Comme toutes les citations de ce billet, le titre est à prendre avec des guillemets, ou les guillemets avec des pincettes, car je cite de mémoire et j'imagine autant que je me souviens. Mais le personnage principal a prononcé quelque chose dans ce goût-là et cela résume assez bien ce Rêve d'automne dont je me suis réveillée en ne l'ayant pour ainsi dire jamais vécu. Je ne sais plus pourquoi le personnage disait cela, il disait d'autres choses et il serait ainsi vain de résumer l'histoire, s'il y en a vraiment une, l'histoire d'une vie, parmi des vies jetées dans le vide. Un couple d'amants qui se rencontrent ou se retrouvent dans un cimetière, un divorce qui s'est ensuivi et qu'on a appris à l'enterrement de la grand-mère de l'homme, dans ce même cimetière où la pièce et la vie se défont sous nos yeux... Des êtres errent autour, comme des peines sans âme, dont certains, lorsque c'est leur tour, viennent s'incarner en personnage, tandis que la grand-mère morte et le petit-fils mourant restent dans les limbes – en l'occurrence, les salles annexes du musée qui constitue le décor. Les légendes des tableaux sont lues par le couple comme les stèles des tombes et si l'assimilation du musée au cimetière est peu flatteuse pour le premier, elle peuple le second d'un furtif froissement des vies passées. Et c'est de la même manière que seront les instants perçants, furtifs.

La pièce a mis un temps fou à démarrer, jusqu'à ce que l'homme s'assoit par terre à côté d'un banc, enlève ses chaussures et place ses pieds nus sur des pages de papier journal et nous fasse la fin d'un Vladimir ou d'un Estragon. Mais on apprend que l'homme a un domicile, et même une famille, que peut-être il ne voudrait pas fixe, une maison, un travail, un enfant, une vie sociale en somme. Transition sans transition, et c'est ainsi que le personnage vieillit sans heurts au cours de la pièce, l'instant précédent devenant un temps jadis sans préavis, sans qu'on se soit rendu compte de rien.

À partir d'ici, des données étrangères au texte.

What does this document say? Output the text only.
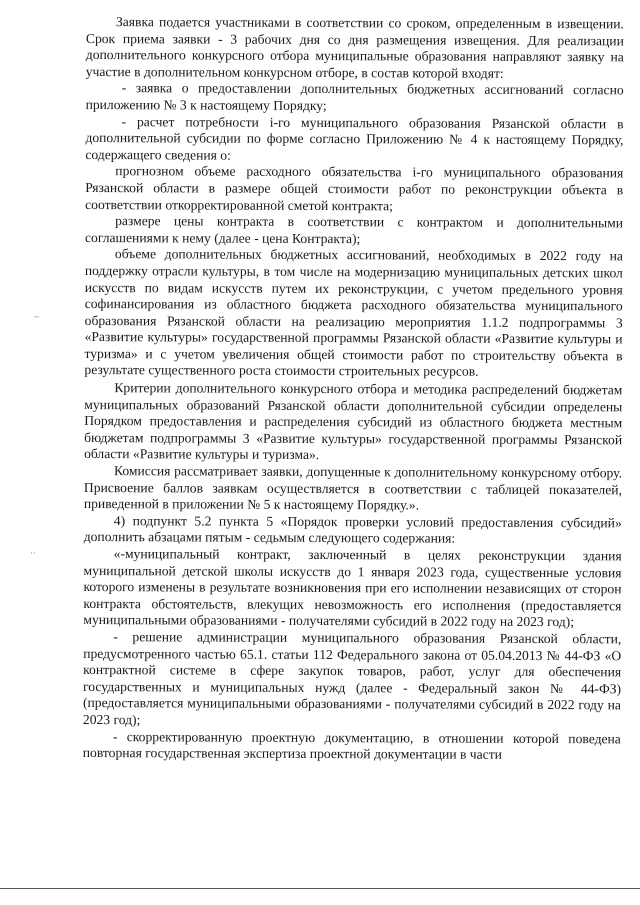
Заявка подается участниками в соответствии со сроком, определенным в извещении. Срок приема заявки - 3 рабочих дня со дня размещения извещения. Для реализации дополнительного конкурсного отбора муниципальные образования направляют заявку на участие в дополнительном конкурсном отборе, в состав которой входят:

- заявка о предоставлении дополнительных бюджетных ассигнований согласно приложению № 3 к настоящему Порядку;

- расчет потребности i-го муниципального образования Рязанской области в дополнительной субсидии по форме согласно Приложению № 4 к настоящему Порядку, содержащего сведения о:

прогнозном объеме расходного обязательства i-го муниципального образования Рязанской области в размере общей стоимости работ по реконструкции объекта в соответствии откорректированной сметой контракта;

размере цены контракта в соответствии с контрактом и дополнительными соглашениями к нему (далее - цена Контракта);

объеме дополнительных бюджетных ассигнований, необходимых в 2022 году на поддержку отрасли культуры, в том числе на модернизацию муниципальных детских школ искусств по видам искусств путем их реконструкции, с учетом предельного уровня софинансирования из областного бюджета расходного обязательства муниципального образования Рязанской области на реализацию мероприятия 1.1.2 подпрограммы 3 «Развитие культуры» государственной программы Рязанской области «Развитие культуры и туризма» и с учетом увеличения общей стоимости работ по строительству объекта в результате существенного роста стоимости строительных ресурсов.

Критерии дополнительного конкурсного отбора и методика распределений бюджетам муниципальных образований Рязанской области дополнительной субсидии определены Порядком предоставления и распределения субсидий из областного бюджета местным бюджетам подпрограммы 3 «Развитие культуры» государственной программы Рязанской области «Развитие культуры и туризма».

Комиссия рассматривает заявки, допущенные к дополнительному конкурсному отбору. Присвоение баллов заявкам осуществляется в соответствии с таблицей показателей, приведенной в приложении № 5 к настоящему Порядку.».

4) подпункт 5.2 пункта 5 «Порядок проверки условий предоставления субсидий» дополнить абзацами пятым - седьмым следующего содержания:

«-муниципальный контракт, заключенный в целях реконструкции здания муниципальной детской школы искусств до 1 января 2023 года, существенные условия которого изменены в результате возникновения при его исполнении независящих от сторон контракта обстоятельств, влекущих невозможность его исполнения (предоставляется муниципальными образованиями - получателями субсидий в 2022 году на 2023 год);

- решение администрации муниципального образования Рязанской области, предусмотренного частью 65.1. статьи 112 Федерального закона от 05.04.2013 № 44-ФЗ «О контрактной системе в сфере закупок товаров, работ, услуг для обеспечения государственных и муниципальных нужд (далее - Федеральный закон № 44-ФЗ) (предоставляется муниципальными образованиями - получателями субсидий в 2022 году на 2023 год);

- скорректированную проектную документацию, в отношении которой поведена повторная государственная экспертиза проектной документации в части

~
··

« Il lui a été donné de vivre longtemps », dit le père à propos de la grand-mère. Et toujours sa femme dans les bras : « Il nous a été donné de vivre longtemps, à nous aussi ». C'est comme si vieux, ils étaient déjà morts ; plutôt que de ramener par leur conversation la grand-mère à eux, ils se projettent vers elle. C'est que « beaucoup de choses se sont passées, et rien ». Les moments se succèdent sans jamais rien créer dans la durée ; c'est vrai de la vie des personnages mais aussi de la pièce, si bien si mal que Palpatine était en colère en ressortant. Pour lui, il faudrait ponctuer : « beaucoup de choses se sont passées et : rien ».

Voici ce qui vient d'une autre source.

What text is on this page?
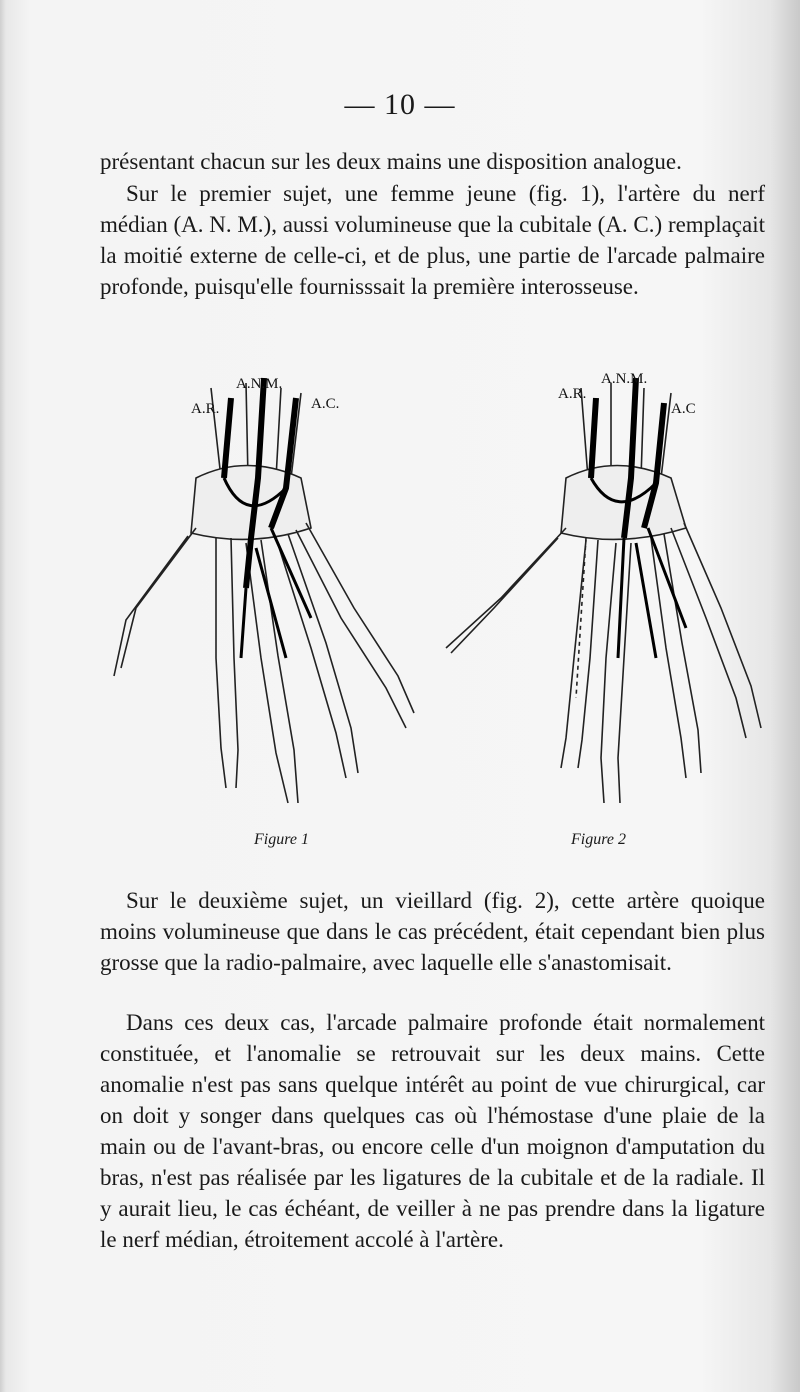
— 10 —

présentant chacun sur les deux mains une disposition analogue.

Sur le premier sujet, une femme jeune (fig. 1), l'artère du nerf médian (A. N. M.), aussi volumineuse que la cubitale (A. C.) remplaçait la moitié externe de celle-ci, et de plus, une partie de l'arcade palmaire profonde, puisqu'elle fournisssait la première interosseuse.

A.R.
A.N.M.
A.C.
A.R.
A.N.M.
A.C
Figure 1	Figure 2

Sur le deuxième sujet, un vieillard (fig. 2), cette artère quoique moins volumineuse que dans le cas précédent, était cependant bien plus grosse que la radio-palmaire, avec laquelle elle s'anastomisait.

Dans ces deux cas, l'arcade palmaire profonde était normalement constituée, et l'anomalie se retrouvait sur les deux mains. Cette anomalie n'est pas sans quelque intérêt au point de vue chirurgical, car on doit y songer dans quelques cas où l'hémostase d'une plaie de la main ou de l'avant-bras, ou encore celle d'un moignon d'amputation du bras, n'est pas réalisée par les ligatures de la cubitale et de la radiale. Il y aurait lieu, le cas échéant, de veiller à ne pas prendre dans la ligature le nerf médian, étroitement accolé à l'artère.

Moi qui ai peut-être le travers de vouloir trouver à comprendre jusqu'à la justification, qui vois dans les pieds nus des défunts le dicton de grand-mère comme quoi la mort s'attrape par les pieds, qui ai bien voulu muser dans le cimetière d'une pièce tombée dans un coma irrémédiable après la première heure, lorsque le père s'est mis à (ne plus) agir comme le grand-père qu'il n'est pas devenu, je ne suis pas allée jusqu'à la conclusion et : rien, j'ai glané des riens :

J'ai vu les vivants dont la femme parlait, dans leur appartements, comme ces gens empilés dans des boîtes-aquarium qu'on voit ou imagine en passant en train devant des immeubles éclairés ; je les ai vus et je les ai vus disparaître, la vie ayant mené grand train. J'ai vu ce que voulait dire la grand-mère quand elle désignait cette femme comme la mort (de son mari), cette femme qui l'éloignait de sa femme et de son enfant (vie reproduite à défaut d'avoir été vécue), cette femme qui l'emmenait finir sa vie stérile avec elle, qui l'emmenait mourir sûrement et vivre un peu. J'ai entendu des phrases devenir curieuses, un « ça va bien ? » lancé à la fin d'une conversation comme si l'homme s'enquérait d'une possible hystérie plutôt que de la santé de la femme, des « oui » de conversations polies avec la « belle » famille devenir des cris d'étouffement et de désir de s'échapper, des images devenir des clichés, avec « aucun oiseau qui vole très haut dans le ciel », en avion (le ciel des idées, peut-être). Pas âme qui vive, le thème de la soirée était pourtant simple. Les corps, eux, ont vécu, parfois.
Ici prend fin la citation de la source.